A Bench of Justice SK Kaul and Justice AS Oka, however, clarified that it had not ruled on the validity of the Jammu & Kashmir Re-organisation Act, 2019, which is pending before another Bench of the top court which is examining the petitions challenging abrogation of Article 370 of the Constitution.

Detailed verdict is expected to be available by this evening.

The Centre had defended the delimitation exercise in Jammu and Kashmir before the Supreme Court, saying the delimitation commission set up to redraw the Legislative Assembly and Lok Sabha constituencies in newly formed union territory was empowered to do so.

The Jammu and Kashmir Reorganisation Act, 2019, didn’t preclude the establishment of Delimitation Commission by the Centre, Solicitor General Tushar Mehta had told the Bench.

The top court had on December 1 reserved its verdict on the petition filed by Srinagar residents Haji Abdul Gani Khan and Mohammad Ayub Mattoo against the delimitation exercise.

The petitioners questioned the increase in the number of seats from 83 to 90 (excluding 24 seats in Pakistan Occupied Kashmir) in the Union Territory of Jammu and Kashmir recommended by the Delimitation Commission headed by former Supreme Court judge Ranjana Prakash Desai, contending it went against Articles 81, 82, 170, 330 and 332 of the Constitution and statutory provisions, particularly Section 63 of the Jammu & Kashmir Reorganisation Act, 2019. The number of seats in the assembly could not have been increased, they insisted.

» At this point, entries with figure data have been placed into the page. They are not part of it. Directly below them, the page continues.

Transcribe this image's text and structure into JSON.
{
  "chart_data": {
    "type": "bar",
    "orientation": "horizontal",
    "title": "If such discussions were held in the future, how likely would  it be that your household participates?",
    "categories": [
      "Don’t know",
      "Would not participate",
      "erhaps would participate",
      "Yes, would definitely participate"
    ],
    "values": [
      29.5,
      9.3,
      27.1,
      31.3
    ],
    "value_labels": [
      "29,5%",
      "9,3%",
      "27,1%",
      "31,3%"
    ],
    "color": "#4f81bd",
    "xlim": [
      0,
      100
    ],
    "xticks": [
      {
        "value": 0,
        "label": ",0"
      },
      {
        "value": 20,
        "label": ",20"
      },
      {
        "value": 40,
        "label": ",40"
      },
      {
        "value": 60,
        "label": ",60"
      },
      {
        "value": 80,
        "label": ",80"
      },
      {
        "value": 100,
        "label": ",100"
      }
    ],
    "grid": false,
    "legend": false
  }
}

“All this is to be done by the Election Commission…The Election Commission cannot abdicate its authority and give it away to the Delimitation Commission,” senior counsel Ravi Shankar Jandhyala had told the Bench.

However, Mehta had said the delimitation exercise had become final and it couldn’t be challenged in courts. He rejected the petitioners’ contention that only the Election Commission was empowered to conduct the delimitation exercise under the Jammu and Kashmir Reorganisation Act, 2019, saying “Sections 61 and 62 of the 2019 Act do not preclude the establishment of Delimitation Commission by the Central Government under sections 62 of the 2019 Act.”

“By virtue of Sections 60-61, while the power to determine delimitation is conferred on the Election Commission, Section 62(2) and 62(3) confers powers to carry out delimitation on the Delimitation Commission constituted under Section 3 of the Delimitation Act,” Mehta had explained.